Yes: retrieval practice helps almost all learners consolidate and transfer almost all school learning. (Yes, “retrieval-induced forgetting” is a concern, but can be managed if we strategize effecively.)

Yes: spacing and interleaving enhance learning in most circumstances.

And so on…

Given the broad usefulness and truth of the “we-all-learn-the-same” claim, I certainly understand why it’s tempting to make it — and to defend it.

Exceptions Matter

I’ve written that the claim is “broadly” useful and true; but I don’t think it’s ALWAYS true.

For example:

Students with diagnoseable learning differences really might learn differently.

For instance: dyslexic readers combine distinctive neural networks to get their reading done. Those readers almost certainly benefit from distinct teaching strategies. In other words: by any reasonable definition, they “learn differently.”

Another example:

All learning depends on prior knowledge.

That claim — which sounds like “all people learn the same way” — also suggests that people learn differently.

Let’s imagine that you know A LOT more about opera than I do. (This assumption is almost certainly true.) If you and I both attend an advanced lecture about an obscure opera — “Der Häusliche Krieg” —  your learning will function quite differently from mine. Because you’re an expert and I’m a novice, we will learn differently.

Lots of individual differences will bring teachers to this same point.

Because I teach English, I teach grammar — and MANY of my students simply hate grammar. Their prior experience tells them it’s boring, useless, and impossible to understand.

On the one hand, those enduring cognitive principles listed above (working memory, retrieval practice, etc.) do apply to them. But their emotional response to the content will in fact shape the way they go about learning it.
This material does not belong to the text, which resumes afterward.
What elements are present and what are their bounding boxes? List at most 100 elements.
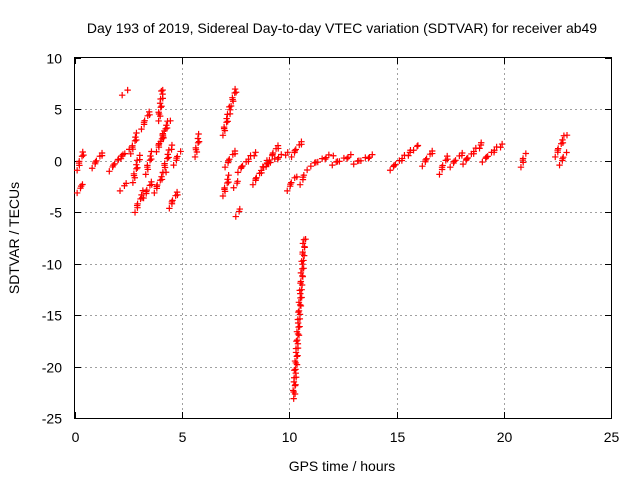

Core principles of learning apply, and my students’ prior experience means that their learning process might well be different.

Beyond Twitter Rage

Twitter generates lots of extreme debates because complex ideas can’t be boiled down into its trivializing format.
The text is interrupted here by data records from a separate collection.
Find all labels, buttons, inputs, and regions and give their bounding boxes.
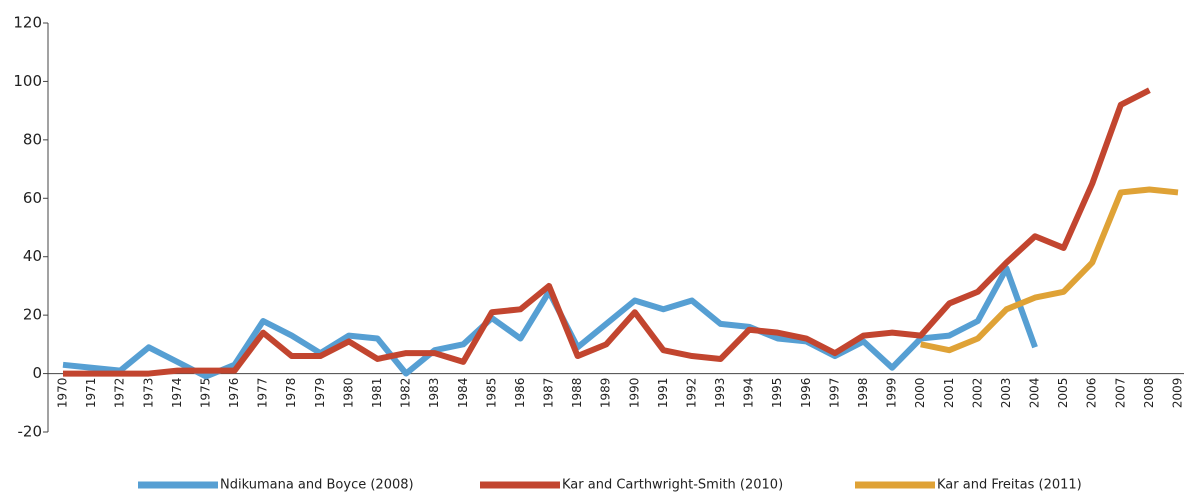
y-tick-label: -20 [18,423,43,441]
x-tick-label: 1973 [141,378,155,409]
x-tick-label: 1994 [742,378,756,409]
x-tick-label: 2007 [1113,378,1127,409]
legend-label: Kar and Freitas (2011) [937,478,1082,492]
x-tick-label: 1974 [170,378,184,409]
legend-label: Kar and Carthwright-Smith (2010) [562,478,783,492]
x-tick-label: 1978 [284,378,298,409]
y-tick-label: 100 [13,72,42,90]
x-tick-label: 1997 [827,378,841,409]
x-tick-label: 2004 [1028,378,1042,409]
x-tick-label: 1998 [856,378,870,409]
legend-label: Ndikumana and Boyce (2008) [220,478,414,492]
x-tick-label: 1987 [542,378,556,409]
x-tick-label: 1979 [313,378,327,409]
x-tick-label: 1982 [399,378,413,409]
x-tick-label: 1989 [599,378,613,409]
x-tick-label: 1985 [484,378,498,409]
x-tick-label: 1970 [56,378,70,409]
x-tick-label: 1993 [713,378,727,409]
x-tick-label: 1992 [684,378,698,409]
x-tick-label: 1977 [256,378,270,409]
x-tick-label: 1995 [770,378,784,409]
x-tick-label: 1988 [570,378,584,409]
x-tick-label: 1990 [627,378,641,409]
y-tick-label: 0 [32,364,42,382]
x-tick-label: 2001 [942,378,956,409]
x-tick-label: 1975 [198,378,212,409]
y-tick-label: 20 [23,306,42,324]
x-tick-label: 1971 [84,378,98,409]
x-tick-label: 2005 [1056,378,1070,409]
x-tick-label: 1996 [799,378,813,409]
x-tick-label: 2009 [1171,378,1184,409]
x-tick-label: 2006 [1085,378,1099,409]
x-tick-label: 2000 [913,378,927,409]
x-tick-label: 1984 [456,378,470,409]
x-tick-label: 1980 [341,378,355,409]
x-tick-label: 1986 [513,378,527,409]
y-tick-label: 120 [13,14,42,32]
x-tick-label: 1999 [885,378,899,409]
x-tick-label: 1983 [427,378,441,409]
y-tick-label: 40 [23,247,42,265]
x-tick-label: 1972 [113,378,127,409]
x-tick-label: 1981 [370,378,384,409]
x-tick-label: 2002 [970,378,984,409]
series-line [920,186,1179,354]
series-line [63,87,1151,377]
y-tick-label: 60 [23,189,42,207]
y-tick-label: 80 [23,130,42,148]
x-tick-label: 1991 [656,378,670,409]
x-tick-label: 2008 [1142,378,1156,409]
x-tick-label: 1976 [227,378,241,409]
x-tick-label: 2003 [999,378,1013,409]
So it’s not surprising that a nuanced understanding of “individual differences within important, broad, and meaningful similarities” doesn’t work in Twitter-ville.

At the same time, I do think our discussions of learning should be able to manage — and to focus on — that nuance.

Our students will learn more when we recognize BOTH the broad cognitive principles that shape instruction, AND the individual variation that will be essential within those principles.


Back in 2019, Paul Kirschner wrote a blog post on this same point. His “digestive system” analogy is VERY helpful.